- The Washington Times - Sunday, January 13, 2008

RICHMOND (AP) — Felons convicted before DNA testing was widely in use will not be notified when biological evidence is found in old case files, a state review panel decided.

The decision leaves the call to authorities to determine whether DNA testing is warranted in such cases. They also will interpret whether the results have any bearing on innocence.

The policy was approved last week by a 6-5 vote of the state Forensic Science Board. The vote sparked a strong response from dissenting members and advocates of DNA testing.

Steven D. Benjamin, a criminal defense lawyer and board member, called the decision “unconscionable.”

“It’s bad policy and there really is no justification for this kind of inaction,” said Mary Kelly Tate, director of the Institute for Actual Innocence at the University of Richmond School of Law.



“I know that the people on the board are fair and decent, but this decision does not reflect fairness,” Miss Tate told the Richmond Times-Dispatch.

The Virginia Department of Forensic Science has searched 530,079 paper files dating from 1973 to 1988. The department has found 2,215 files that contain crime-scene biological material and include a suspect’s name.

Five men wrongly convicted of rape have been cleared with evidence from the old files.

Board member S. Randolph Sengel, Alexandria’s commonwealth’s attorney, said prosecutors in Virginia will do the right thing if evidence of innocence is turned up.

But another board member — Dr. Leah Bush, the state’s new chief medical examiner — said that notifications should be made when possible out of fairness.

Peter Marone, director of the Department of Forensic Science, told the board that lawyers who are asking whether evidence had been found in the files of clients are being told.

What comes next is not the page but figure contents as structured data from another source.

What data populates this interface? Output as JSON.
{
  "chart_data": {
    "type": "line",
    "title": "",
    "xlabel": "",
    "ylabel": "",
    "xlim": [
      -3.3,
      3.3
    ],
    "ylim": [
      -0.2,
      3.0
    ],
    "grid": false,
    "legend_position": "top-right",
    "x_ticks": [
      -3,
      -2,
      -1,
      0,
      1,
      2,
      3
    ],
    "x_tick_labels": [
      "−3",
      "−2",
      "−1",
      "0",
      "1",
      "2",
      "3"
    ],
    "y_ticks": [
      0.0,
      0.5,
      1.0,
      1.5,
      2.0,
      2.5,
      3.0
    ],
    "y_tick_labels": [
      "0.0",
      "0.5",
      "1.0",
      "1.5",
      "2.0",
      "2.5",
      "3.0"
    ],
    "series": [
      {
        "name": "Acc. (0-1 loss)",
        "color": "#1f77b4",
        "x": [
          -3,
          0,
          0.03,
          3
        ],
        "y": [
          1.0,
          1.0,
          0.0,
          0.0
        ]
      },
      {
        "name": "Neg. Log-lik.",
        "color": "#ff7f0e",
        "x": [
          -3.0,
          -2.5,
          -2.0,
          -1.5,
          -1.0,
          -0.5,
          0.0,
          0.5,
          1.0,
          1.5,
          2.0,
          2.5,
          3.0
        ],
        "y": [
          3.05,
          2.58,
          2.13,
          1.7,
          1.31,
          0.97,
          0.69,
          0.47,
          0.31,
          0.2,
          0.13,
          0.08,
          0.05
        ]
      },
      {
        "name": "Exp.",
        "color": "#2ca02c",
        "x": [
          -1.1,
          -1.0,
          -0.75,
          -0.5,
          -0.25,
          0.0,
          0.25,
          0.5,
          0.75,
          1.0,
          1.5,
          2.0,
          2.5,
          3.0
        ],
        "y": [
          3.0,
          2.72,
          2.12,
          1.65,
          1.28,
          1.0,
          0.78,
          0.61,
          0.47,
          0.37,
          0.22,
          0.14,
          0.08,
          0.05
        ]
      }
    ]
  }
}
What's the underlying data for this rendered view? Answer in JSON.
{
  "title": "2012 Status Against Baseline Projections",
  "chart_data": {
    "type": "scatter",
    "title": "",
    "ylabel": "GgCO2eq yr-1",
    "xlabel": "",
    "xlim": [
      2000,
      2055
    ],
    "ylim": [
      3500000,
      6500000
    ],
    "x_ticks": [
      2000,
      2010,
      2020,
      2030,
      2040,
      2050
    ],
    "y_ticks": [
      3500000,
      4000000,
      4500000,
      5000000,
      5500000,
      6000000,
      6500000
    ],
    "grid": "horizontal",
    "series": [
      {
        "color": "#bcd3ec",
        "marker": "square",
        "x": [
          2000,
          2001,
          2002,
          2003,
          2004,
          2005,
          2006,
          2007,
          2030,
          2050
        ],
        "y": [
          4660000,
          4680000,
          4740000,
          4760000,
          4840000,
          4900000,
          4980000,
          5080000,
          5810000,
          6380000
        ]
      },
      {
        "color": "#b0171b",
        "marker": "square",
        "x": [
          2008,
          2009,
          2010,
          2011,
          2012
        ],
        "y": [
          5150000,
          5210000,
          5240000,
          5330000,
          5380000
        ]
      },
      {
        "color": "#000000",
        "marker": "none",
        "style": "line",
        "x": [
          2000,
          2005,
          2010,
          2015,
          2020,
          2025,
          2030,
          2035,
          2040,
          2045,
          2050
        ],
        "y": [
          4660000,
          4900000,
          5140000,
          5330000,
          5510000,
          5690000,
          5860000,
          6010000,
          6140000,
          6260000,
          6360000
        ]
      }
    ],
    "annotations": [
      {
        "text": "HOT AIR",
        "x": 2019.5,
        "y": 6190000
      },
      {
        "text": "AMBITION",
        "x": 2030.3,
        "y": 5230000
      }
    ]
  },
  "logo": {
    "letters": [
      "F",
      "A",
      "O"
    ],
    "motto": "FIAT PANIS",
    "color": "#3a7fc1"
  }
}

The forensics review is based on the practice of the late Mary Jane Burton, a former state forensic serologist. She saved biological evidence in her case files even when DNA evidence was not being used in criminal investigations.

Marvin Anderson was convicted wrongly of a 1982 rape and spent 15 years in prison until his parole in 1997. Subsequent DNA testing cleared Mr. Anderson and implicated the real rapist, who later was convicted.

Former Gov. Mark Warner subsequently ordered all of Dr. Burton’s files to be checked.